How can I ask "please nomad, kindly place <job> onto this node"

I noticed that the a node which I expected to be running an allocated job, isn’t. Is there a way to recover that? I want to say, “please nomad, kindly place onto this node”

The job definition definitely matches, there are 149 OTHER nodes named similarly which do run this job. The job has constraints which match this node.

To be clear, there are other jobs allocated on this node perfectly. I’d rather not nomad node drain -enable -self and nomad node drain -disable -self as those running jobs have established TCP connections I’d not want to reset.

Hi @jrwren. I would recommend looking at job constraints which could be used to ensure the job is placed on a specific node.

The constraint may look something like the following:

constraint {
    attribute = "${node.unique.id}"
    value     = "9afa5da1-8f39-25a2-48dc-ba31fd7c0023"
}

Thanks,
jrasell and the Nomad team

I tried to say that this is already done. The job constraint is in place. There are 2 other jobs with the exact same constraint allocated on this node. The job which isn’t allocated on this node once was allocated on this node but something happened to make it disappear and nomad either isn’t aware or didn’t reallocated it.

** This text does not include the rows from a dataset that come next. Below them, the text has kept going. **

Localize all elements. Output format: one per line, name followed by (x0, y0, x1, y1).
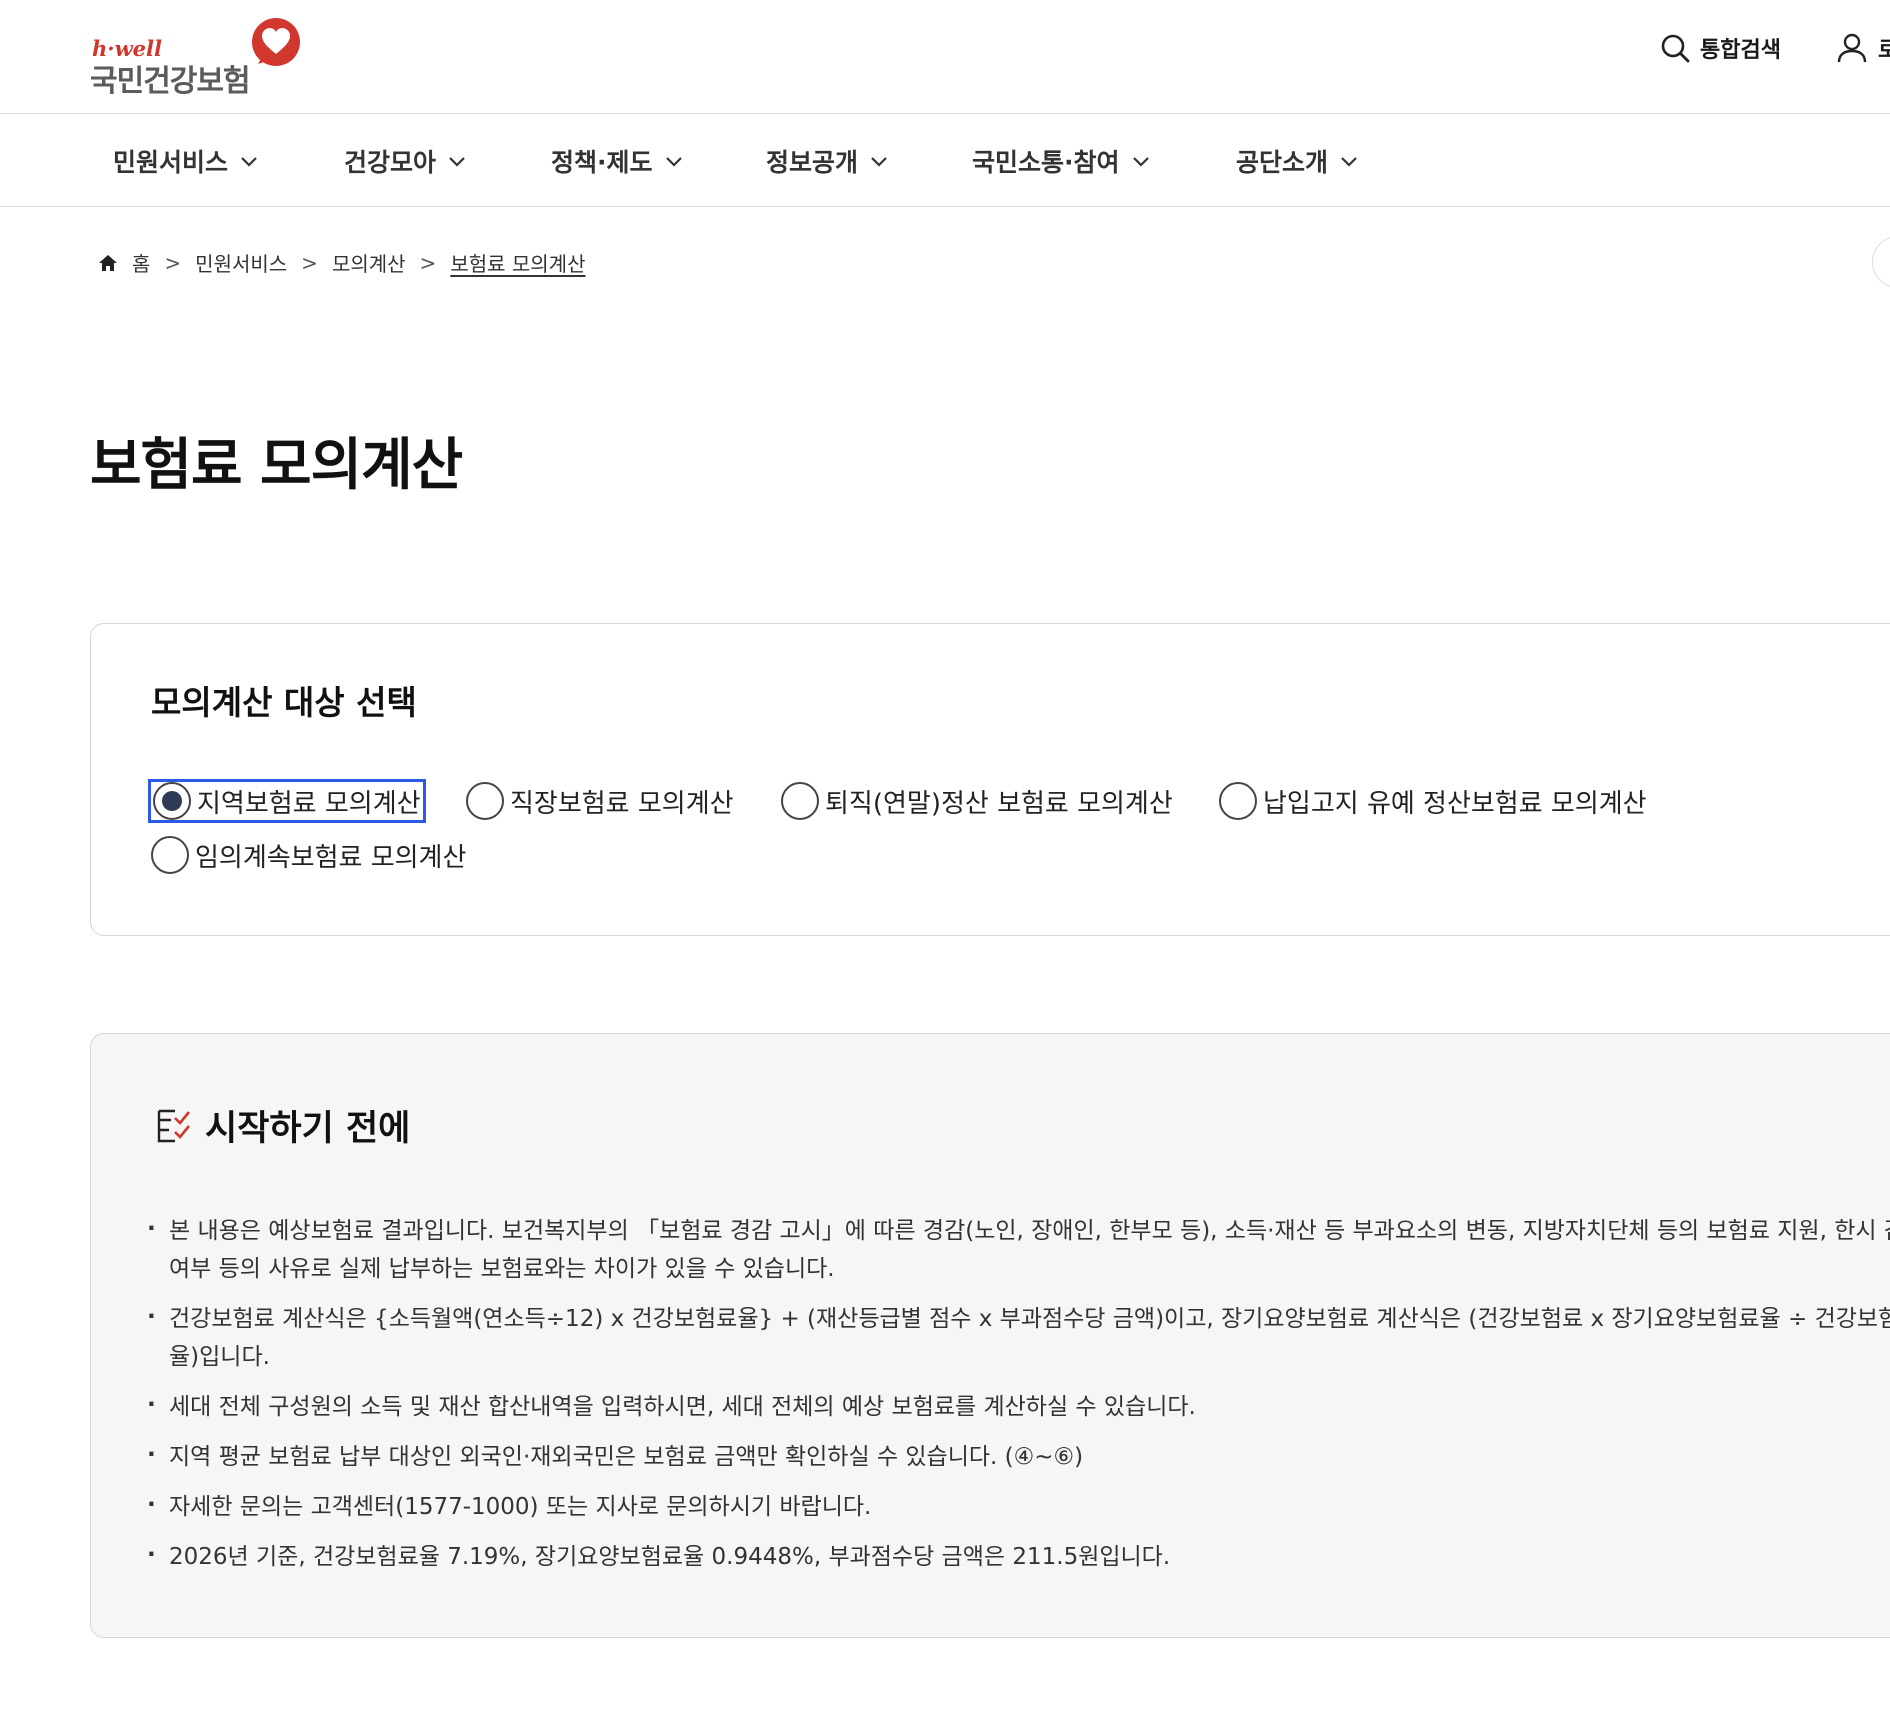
user-icon (1837, 33, 1867, 63)
radio-button[interactable] (1219, 782, 1257, 820)
breadcrumb-separator-icon: > (164, 250, 182, 275)
breadcrumb-level2[interactable]: 모의계산 (332, 248, 406, 277)
gnb-label: 민원서비스 (113, 148, 229, 177)
nhis-logo[interactable]: h·well 국민건강보험 (90, 16, 305, 99)
gnb-label: 공단소개 (1236, 148, 1329, 177)
gnb-item-policy[interactable]: 정책·제도 (551, 143, 683, 179)
breadcrumb: 홈 > 민원서비스 > 모의계산 > 보험료 모의계산 (98, 248, 585, 277)
radio-label: 임의계속보험료 모의계산 (195, 842, 467, 873)
radio-voluntary-continuation[interactable]: 임의계속보험료 모의계산 (151, 836, 466, 874)
notice-list: 본 내용은 예상보험료 결과입니다. 보건복지부의 「보험료 경감 고시」에 따… (147, 1210, 1890, 1588)
gnb-label: 국민소통·참여 (972, 148, 1120, 177)
radio-retirement-settlement[interactable]: 퇴직(연말)정산 보험료 모의계산 (781, 782, 1173, 820)
radio-deferred-settlement[interactable]: 납입고지 유예 정산보험료 모의계산 (1219, 782, 1647, 820)
radio-button[interactable] (153, 782, 191, 820)
gnb-item-communication[interactable]: 국민소통·참여 (972, 143, 1150, 179)
chevron-down-icon (241, 157, 257, 167)
radio-label: 퇴직(연말)정산 보험료 모의계산 (825, 788, 1173, 819)
home-icon[interactable] (98, 253, 118, 273)
gnb-item-about[interactable]: 공단소개 (1236, 143, 1358, 179)
breadcrumb-level1[interactable]: 민원서비스 (195, 248, 287, 277)
radio-label: 지역보험료 모의계산 (197, 788, 421, 819)
notice-item: 건강보험료 계산식은 {소득월액(연소득÷12) x 건강보험료율} + (재산… (147, 1298, 1890, 1376)
logo-name: 국민건강보험 (90, 64, 251, 99)
breadcrumb-separator-icon: > (419, 250, 437, 275)
breadcrumb-current[interactable]: 보험료 모의계산 (450, 248, 585, 277)
breadcrumb-separator-icon: > (301, 250, 318, 275)
notice-item: 지역 평균 보험료 납부 대상인 외국인·재외국민은 보험료 금액만 확인하실 … (147, 1436, 1890, 1476)
chevron-down-icon (449, 157, 465, 167)
page-title: 보험료 모의계산 (90, 433, 463, 498)
gnb-label: 건강모아 (344, 148, 437, 177)
chevron-down-icon (871, 157, 887, 167)
gnb-item-disclosure[interactable]: 정보공개 (766, 143, 888, 179)
login-button[interactable]: 로 (1836, 32, 1890, 64)
notice-item: 자세한 문의는 고객센터(1577-1000) 또는 지사로 문의하시기 바랍니… (147, 1486, 1890, 1526)
login-label: 로 (1878, 38, 1890, 63)
radio-workplace-insurance[interactable]: 직장보험료 모의계산 (466, 782, 734, 820)
notice-item: 2026년 기준, 건강보험료율 7.19%, 장기요양보험료율 0.9448%… (147, 1536, 1890, 1576)
integrated-search-button[interactable]: 통합검색 (1660, 32, 1781, 64)
radio-button[interactable] (781, 782, 819, 820)
gnb-label: 정책·제도 (551, 148, 653, 177)
radio-label: 직장보험료 모의계산 (510, 788, 734, 819)
chevron-down-icon (665, 157, 682, 167)
search-label: 통합검색 (1700, 38, 1781, 63)
radio-button[interactable] (466, 782, 504, 820)
breadcrumb-home[interactable]: 홈 (132, 248, 150, 277)
notice-item: 본 내용은 예상보험료 결과입니다. 보건복지부의 「보험료 경감 고시」에 따… (147, 1210, 1890, 1288)
site-header: h·well 국민건강보험 통합검색 로 (0, 0, 1890, 114)
main-navigation: 민원서비스 건강모아 정책·제도 정보공개 국민소통·참여 공단소개 (0, 115, 1890, 207)
before-start-notice: 시작하기 전에 본 내용은 예상보험료 결과입니다. 보건복지부의 「보험료 경… (90, 1033, 1890, 1638)
checklist-icon (157, 1109, 191, 1142)
search-icon (1661, 34, 1690, 63)
notice-heading: 시작하기 전에 (153, 1100, 410, 1151)
side-panel-toggle[interactable] (1872, 236, 1890, 288)
calculation-target-panel: 모의계산 대상 선택 지역보험료 모의계산 직장보험료 모의계산 퇴직(연말)정… (90, 623, 1890, 936)
radio-label: 납입고지 유예 정산보험료 모의계산 (1263, 788, 1647, 819)
chevron-down-icon (1132, 157, 1149, 167)
chevron-down-icon (1341, 157, 1357, 167)
radio-regional-insurance[interactable]: 지역보험료 모의계산 (148, 779, 426, 823)
gnb-item-civil-service[interactable]: 민원서비스 (113, 143, 258, 179)
notice-item: 세대 전체 구성원의 소득 및 재산 합산내역을 입력하시면, 세대 전체의 예… (147, 1386, 1890, 1426)
notice-title: 시작하기 전에 (205, 1109, 411, 1149)
radio-selected-dot (162, 791, 182, 811)
heart-logo-icon (252, 18, 300, 66)
calculation-target-title: 모의계산 대상 선택 (151, 683, 417, 722)
gnb-label: 정보공개 (766, 148, 859, 177)
radio-button[interactable] (151, 836, 189, 874)
gnb-item-health-moa[interactable]: 건강모아 (344, 143, 466, 179)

Hi @jrwren. Do you have any logs or error messages to help understand what happened? Are you able to try stopping the job, and resubmitting it?

Thanks,
jrasell and the Nomad team

I don’t know how to look for logs specific to that node and job.

I cannotdo not know how to stop and resubmit the job without interrupting the other 149 allocations. Doing so would interrupt service. We are planning on doing that in a few days or so for other reasons. I’m looking forward to see how the allocations change at that point, but it certainly would be nice to recover this one missing allocation on this one node.

It turns out the underlying docker installed on these systems suffers from a bug in which sometimes a dying container is not entirely cleaned up. It shows in docker ps output as running, but there are no processes. nomad sees it as running even though the health checks are not able to run. This seems to prevent nomad from starting a new one since it thinks it is already running.

Best fix: upgrade the docker package.